Holding on to preconceptions leads only to falsehood, and falsehood is the opposite of freedom.
Now there is one other aspect of the movement of freedom that Msgr. Giussani discusses in this section. Since I was not able to reproduce in this blog the figure he has (on p. 64), you will need to be patient with this description. Imagine a large “V”; at the bottom of the “V” is an “X” — that is us. At the top of the opening of the “V” is a infinity symbol (∞) which is our destiny, union with God, and there is an arrow from X to ∞ representing our relationship with God, the movement of freedom. Until we are united with God, our freedom is imperfect because our heart is not totally happy/satisfied. Now, within the “V” between X and ∞ there are a lot of other letters, representing our experiences with creation in our lives.
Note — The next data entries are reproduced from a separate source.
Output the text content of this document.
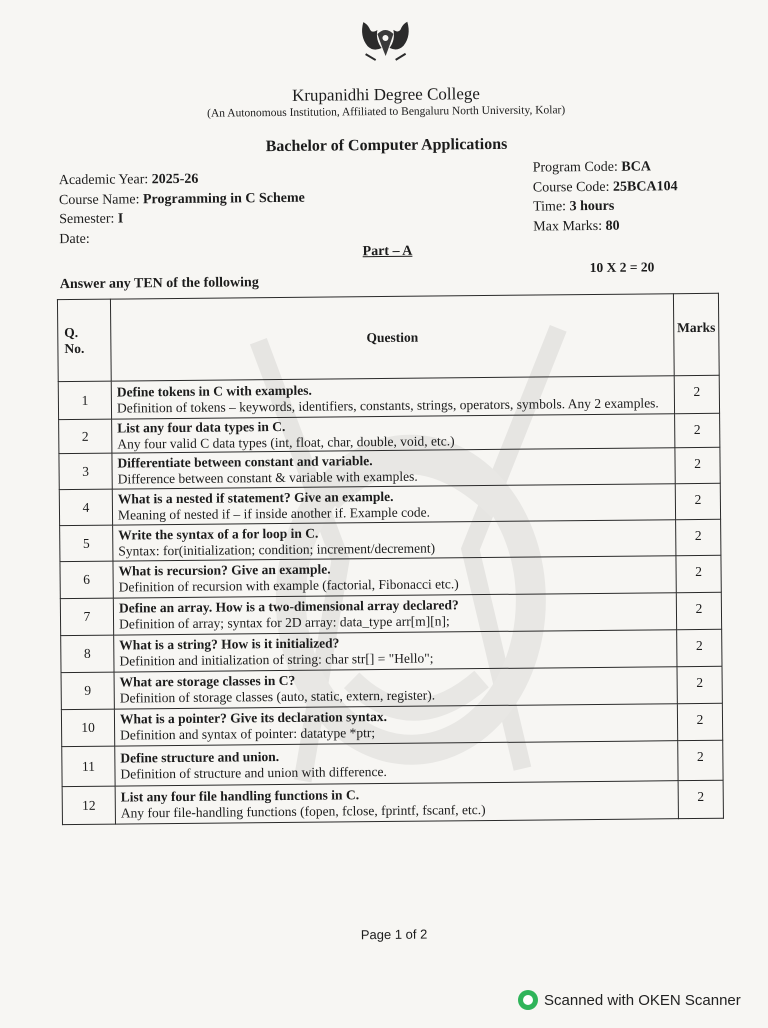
Krupanidhi Degree College
(An Autonomous Institution, Affiliated to Bengaluru North University, Kolar)
Bachelor of Computer Applications
Academic Year: 2025-26
Course Name: Programming in C Scheme
Semester: I
Date:
Program Code: BCA
Course Code: 25BCA104
Time: 3 hours
Max Marks: 80
Part – A
Answer any TEN of the following
10 X 2 = 20
Q.
No.	Question	Marks
1	Define tokens in C with examples.
Definition of tokens – keywords, identifiers, constants, strings, operators, symbols. Any 2 examples.	2
2	List any four data types in C.
Any four valid C data types (int, float, char, double, void, etc.)	2
3	Differentiate between constant and variable.
Difference between constant & variable with examples.	2
4	What is a nested if statement? Give an example.
Meaning of nested if – if inside another if. Example code.	2
5	Write the syntax of a for loop in C.
Syntax: for(initialization; condition; increment/decrement)	2
6	What is recursion? Give an example.
Definition of recursion with example (factorial, Fibonacci etc.)	2
7	Define an array. How is a two-dimensional array declared?
Definition of array; syntax for 2D array: data_type arr[m][n];	2
8	What is a string? How is it initialized?
Definition and initialization of string: char str[] = "Hello";	2
9	What are storage classes in C?
Definition of storage classes (auto, static, extern, register).	2
10	What is a pointer? Give its declaration syntax.
Definition and syntax of pointer: datatype *ptr;	2
11	Define structure and union.
Definition of structure and union with difference.	2
12	List any four file handling functions in C.
Any four file-handling functions (fopen, fclose, fprintf, fscanf, etc.)	2
Page 1 of 2
Scanned with OKEN Scanner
Because these other letters are closer to us than ∞, they often have more emotional attractiveness, and they can cause us to veer off our path towards our destiny. This is the concept of sin. “In the dynamic of freedom the possibility of sin — which is choosing, in the face of a creature, what is immediately more satisfying, instead of using the creature to extend further towards the destiny we’re made for — is implicit” (IPLW-Faith, p. 69). Sin, from the Greek, literally means “to come up short, or to miss the mark.” Sin is coming up short on our journey and taking another road. St. Paul says, “everything created by God is good” (1 Tim. 4:4), because all created things calls us back to the Creator. However, the more immediate (though far imperfect and finite) beauty of a created thing might attract us more, but we will never find fulfillment in them, and without that fulfillment there will be no lasting happiness, no freedom. In exercising our freedom of choice we must choose to follow that which will bring us to our destiny, even if it might not seem to be the most attractive option at the moment. “Freedom will be complete, full, when it’s in front of the object that totally satisfies it. Then it will be totally free, total freedom” (IPLW-Faith, pp. 71-72).